As for Boko Haram itself, the militants have been in a state of flux due to a conflict with a splinter group-turned-rival, the Islamic State’s West Africa Province (ISWAP). But Nigerian officials said last October that Boko Haram had moved into north-central Nigeria in an apparent expansion − and it still presents a serious threat to the government.

Nearly 350,000 people have died due to the group’s 13-year insurgency and ensuing humanitarian crisis, the UN said last year. However, that figure does not capture the suffering of countless other citizens like Galang. While she may feel disappointed in the government’s response to the Chibok saga, she remains hopeful of her daughter’s release, and her grief this year is slightly tempered with relief.

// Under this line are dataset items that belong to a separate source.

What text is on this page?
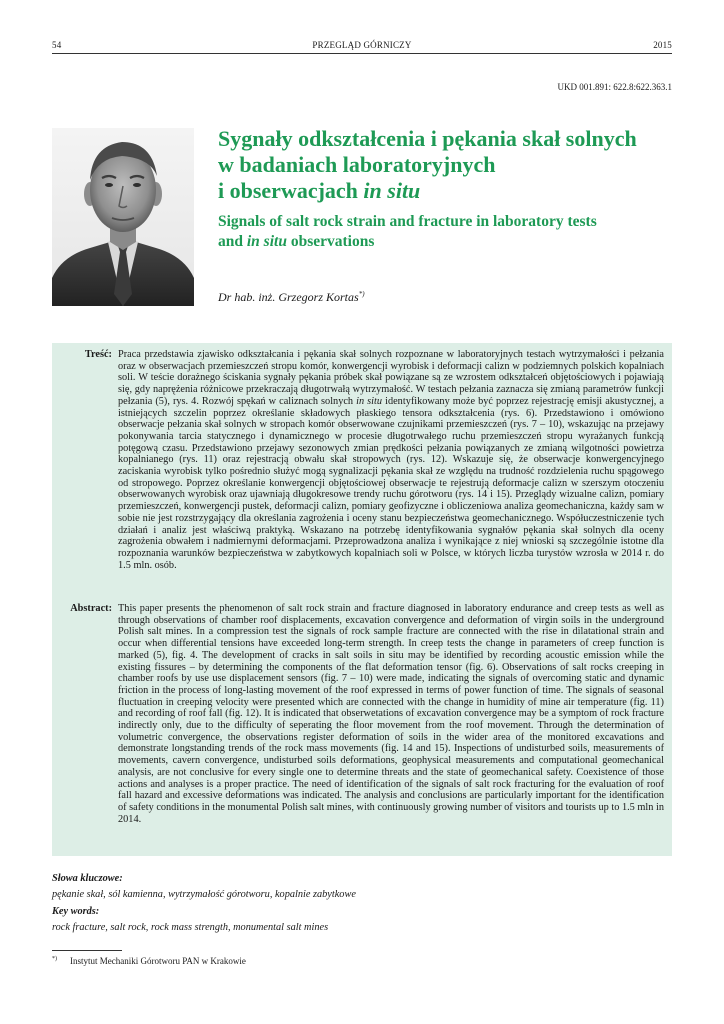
54	PRZEGLĄD GÓRNICZY	2015
UKD 001.891: 622.8:622.363.1
Sygnały odkształcenia i pękania skał solnych
w badaniach laboratoryjnych
i obserwacjach in situ
Signals of salt rock strain and fracture in laboratory tests
and in situ observations
Dr hab. inż. Grzegorz Kortas*)
Treść: Praca przedstawia zjawisko odkształcania i pękania skał solnych rozpoznane w laboratoryjnych testach wytrzymałości i pełzania oraz w obserwacjach przemieszczeń stropu komór, konwergencji wyrobisk i deformacji calizn w podziemnych polskich kopalniach soli. W teście dorażnego ściskania sygnały pękania próbek skał powiązane są ze wzrostem odkształceń objętościowych i pojawiają się, gdy naprężenia różnicowe przekraczają długotrwałą wytrzymałość. W testach pełzania zaznacza się zmianą parametrów funkcji pełzania (5), rys. 4. Rozwój spękań w caliznach solnych in situ identyfikowany może być poprzez rejestrację emisji akustycznej, a istniejących szczelin poprzez określanie składowych płaskiego tensora odkształcenia (rys. 6). Przedstawiono i omówiono obserwacje pełzania skał solnych w stropach komór obserwowane czujnikami przemieszczeń (rys. 7 – 10), wskazując na przejawy pokonywania tarcia statycznego i dynamicznego w procesie długotrwałego ruchu przemieszczeń stropu wyrażanych funkcją potęgową czasu. Przedstawiono przejawy sezonowych zmian prędkości pełzania powiązanych ze zmianą wilgotności powietrza kopalnianego (rys. 11) oraz rejestracją obwału skał stropowych (rys. 12). Wskazuje się, że obserwacje konwergencyjnego zaciskania wyrobisk tylko pośrednio służyć mogą sygnalizacji pękania skał ze względu na trudność rozdzielenia ruchu spągowego od stropowego. Poprzez określanie konwergencji objętościowej obserwacje te rejestrują deformacje calizn w szerszym otoczeniu obserwowanych wyrobisk oraz ujawniają długokresowe trendy ruchu górotworu (rys. 14 i 15). Przeglądy wizualne calizn, pomiary przemieszczeń, konwergencji pustek, deformacji calizn, pomiary geofizyczne i obliczeniowa analiza geomechaniczna, każdy sam w sobie nie jest rozstrzygający dla określania zagrożenia i oceny stanu bezpieczeństwa geomechanicznego. Współuczestniczenie tych działań i analiz jest właściwą praktyką. Wskazano na potrzebę identyfikowania sygnałów pękania skał solnych dla oceny zagrożenia obwałem i nadmiernymi deformacjami. Przeprowadzona analiza i wynikające z niej wnioski są szczególnie istotne dla rozpoznania warunków bezpieczeństwa w zabytkowych kopalniach soli w Polsce, w których liczba turystów wzrosła w 2014 r. do 1.5 mln. osób.
Abstract: This paper presents the phenomenon of salt rock strain and fracture diagnosed in laboratory endurance and creep tests as well as through observations of chamber roof displacements, excavation convergence and deformation of virgin soils in the underground Polish salt mines. In a compression test the signals of rock sample fracture are connected with the rise in dilatational strain and occur when differential tensions have exceeded long-term strength. In creep tests the change in parameters of creep function is marked (5), fig. 4. The development of cracks in salt soils in situ may be identified by recording acoustic emission while the existing fissures – by determining the components of the flat deformation tensor (fig. 6). Observations of salt rocks creeping in chamber roofs by use use displacement sensors (fig. 7 – 10) were made, indicating the signals of overcoming static and dynamic friction in the process of long-lasting movement of the roof expressed in terms of power function of time. The signals of seasonal fluctuation in creeping velocity were presented which are connected with the change in humidity of mine air temperature (fig. 11) and recording of roof fall (fig. 12). It is indicated that obserwetations of excavation convergence may be a symptom of rock fracture indirectly only, due to the difficulty of seperating the floor movement from the roof movement. Through the determination of volumetric convergence, the observations register deformation of soils in the wider area of the monitored excavations and demonstrate longstanding trends of the rock mass movements (fig. 14 and 15). Inspections of undisturbed soils, measurements of movements, cavern convergence, undisturbed soils deformations, geophysical measurements and computational geomechanical analysis, are not conclusive for every single one to determine threats and the state of geomechanical safety. Coexistence of those actions and analyses is a proper practice. The need of identification of the signals of salt rock fracturing for the evaluation of roof fall hazard and excessive deformations was indicated. The analysis and conclusions are particularly important for the identification of safety conditions in the monumental Polish salt mines, with continuously growing number of visitors and tourists up to 1.5 mln in 2014.
Słowa kluczowe:
pękanie skał, sól kamienna, wytrzymałość górotworu, kopalnie zabytkowe
Key words:
rock fracture, salt rock, rock mass strength, monumental salt mines
*) Instytut Mechaniki Górotworu PAN w Krakowie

Parents and relatives attend a commemoration five years after their girls were abducted by Boko Haram in Chibok, Nigeria, 14 April 2019
Parents and relatives attend a commemoration five years after their girls were abducted by Boko Haram in Chibok, Nigeria, 14 April 2019 (AFP via Getty Images)

In January, she received the news that Rifkatu is alive and well, although married to a Boko Haram militant and with two children. She may not have seen her daughter for eight years, but she is happy to know she is alive.

She received this information from a girl in Chibok who was married to a Boko Haram member, one of many that have recently surrendered to the Nigerian military. The girl told Galang that she spent some days with Rifkatu in a remote town in Gwoza before she and her husband decided to flee and repent.

“She says my daughter is fine but the only thing is that she doesn’t have the sense to come out like the girl herself. She said she has two children,” Galang said. “And the man that married her, he doesn’t want her to have anything at all to do with Chibok again ... I want to not only hear about her but to see her.”